Günlerin aynı tonda süren melodisi yayılıyordu. Ve bir gün daha bitmek üzereydi. Behdinan’daki en güzel tepelerden biri olan Bahar tepesinin gür ağaçları arasında kuru ot kokusunun yayıldığı düz bir yerde oturmuştu.
-Ne düşünüyorsun? diye sordum.
-Gidenleri, dedi. Gözleri kımıltısız, bir noktaya bakıyordu. Derin bir nefes aldıktan sonra devam etti, “Bıraktıkları izler ve adımlar” dedi belli belirsiz bir ifadeyle
-Arkalarında bıraktıkları hep acı olmasa gerek?
-Ömrünü kendi elleriyle tamamlamak istediği bir zaman diliminde, yaşamın anlamını henüz çözmeye başladığında, onun gerçekliği, sarsıntıları, yıkımları ve güzelliği ile yeni yeni tanıştığı bir zamanda gitmesi acı veriyor. Ardıllarına miras kalan yarımlıktır.
-Adı neydi?
-Baran, dedi. Yüzünden dağ meltemi gelip geçti. Gözlerinin dalıp gittiği suyun yeşili görünüyordu. Karanlık gizlice değil ama fark edilmeden çökmüştü üzerimize. Yapraklar arasından esen rüzgar, ateşin alevlerini yana yatırıyordu.
-Bazen sadece ismini söylemek bile yetiyor. Yüreğe akşam yağmuru yağar gibi oluyor anarken.
Yaşam ilişkiler zinciridir.
Bir bütünün parçası olmak ve bunun yükümlülüğünü taşımak, bu yaşamın sırrına ermek gibidir. O sır ki, yaratmanın diğer adıdır; güzel’e ulaşmanın kolay olmadığını anlatır.
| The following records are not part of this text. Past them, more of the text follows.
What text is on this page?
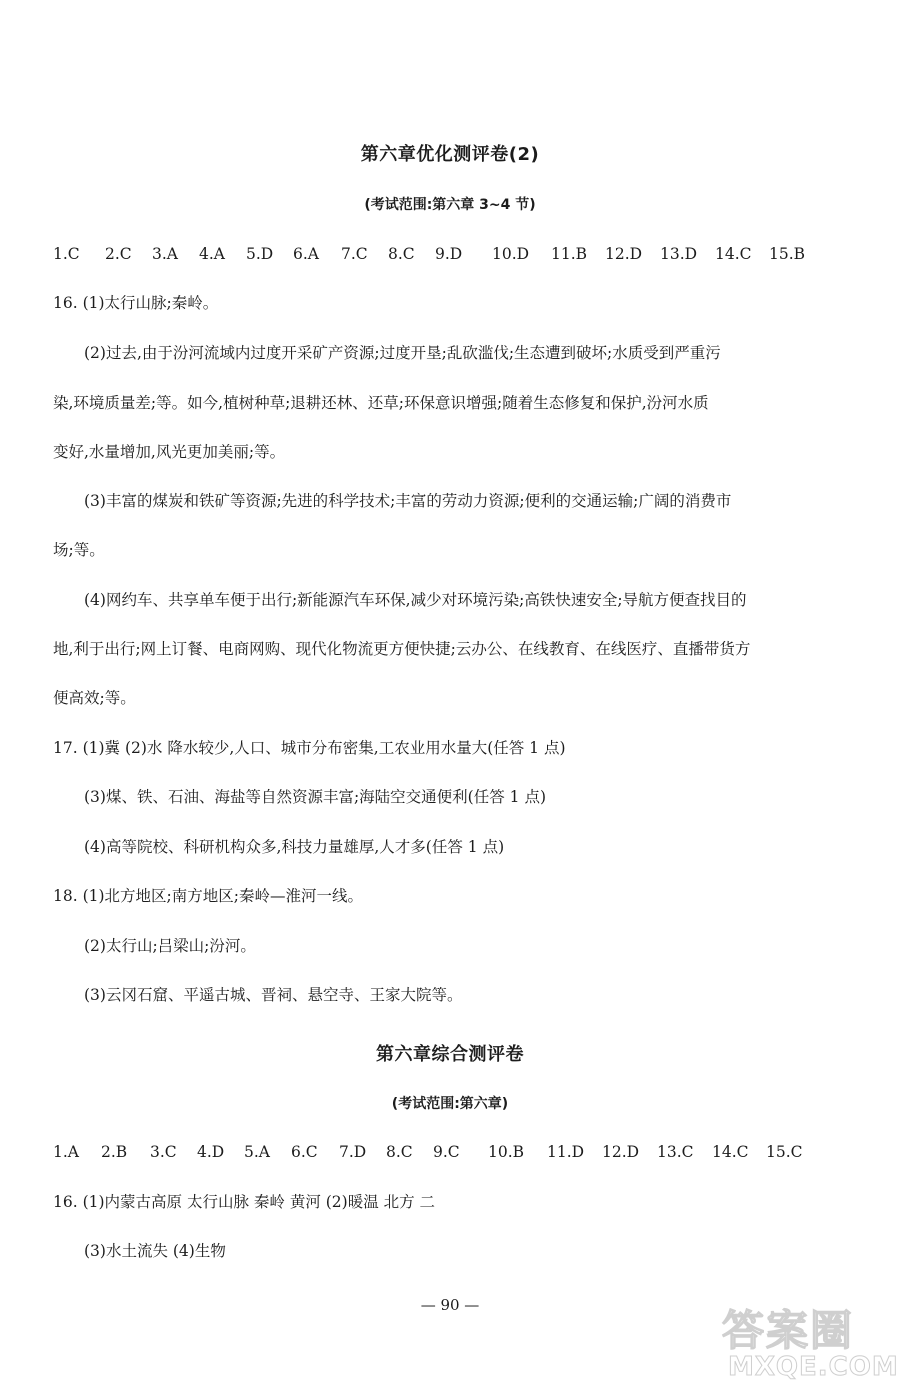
第六章优化测评卷(2)
(考试范围:第六章 3~4 节)
1.C 2.C 3.A 4.A 5.D 6.A 7.C 8.C 9.D 10.D 11.B 12.D 13.D 14.C 15.B
16. (1)太行山脉;秦岭。
(2)过去,由于汾河流域内过度开采矿产资源;过度开垦;乱砍滥伐;生态遭到破坏;水质受到严重污
染,环境质量差;等。如今,植树种草;退耕还林、还草;环保意识增强;随着生态修复和保护,汾河水质
变好,水量增加,风光更加美丽;等。
(3)丰富的煤炭和铁矿等资源;先进的科学技术;丰富的劳动力资源;便利的交通运输;广阔的消费市
场;等。
(4)网约车、共享单车便于出行;新能源汽车环保,减少对环境污染;高铁快速安全;导航方便查找目的
地,利于出行;网上订餐、电商网购、现代化物流更方便快捷;云办公、在线教育、在线医疗、直播带货方
便高效;等。
17. (1)冀 (2)水 降水较少,人口、城市分布密集,工农业用水量大(任答 1 点)
(3)煤、铁、石油、海盐等自然资源丰富;海陆空交通便利(任答 1 点)
(4)高等院校、科研机构众多,科技力量雄厚,人才多(任答 1 点)
18. (1)北方地区;南方地区;秦岭—淮河一线。
(2)太行山;吕梁山;汾河。
(3)云冈石窟、平遥古城、晋祠、悬空寺、王家大院等。
第六章综合测评卷
(考试范围:第六章)
1.A 2.B 3.C 4.D 5.A 6.C 7.D 8.C 9.C 10.B 11.D 12.D 13.C 14.C 15.C
16. (1)内蒙古高原 太行山脉 秦岭 黄河 (2)暖温 北方 二
(3)水土流失 (4)生物
— 90 —
答案圈
MXQE.COM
Bazen vücudun iflas edeceğini düşünecek kadar çalışarak, bazen düşerek, bazen de bir hatanın tekrar etmemesi için kan dökerek halkaları diziyor gençlerimiz. Uzun zamanlara masallar biriktiriyor halkımın çocukları, hem de kahramanlığın sınırlarını, eşitliğe dayamışken ve sınırları çoktan aşmışken.
Ve çoğalıyor kervan.
-Anlatmak, sözcüklere hapsetmektir. Sana onu anlatacağım ve daha birçok insana da. Ama onun senden bir iz taşıdığını bilerek dinlemelisin. Kaldı ki bu, zincirde halka olmanın ilk şartıdır. Kendi hayallerimin ve düşüncemin sınırlarındadır söyleyeceklerim. O ise bunun daha da ötesindedir. Ben bir pencereden bakıyorum. Sen ona başka pencerelerden bakmalısın.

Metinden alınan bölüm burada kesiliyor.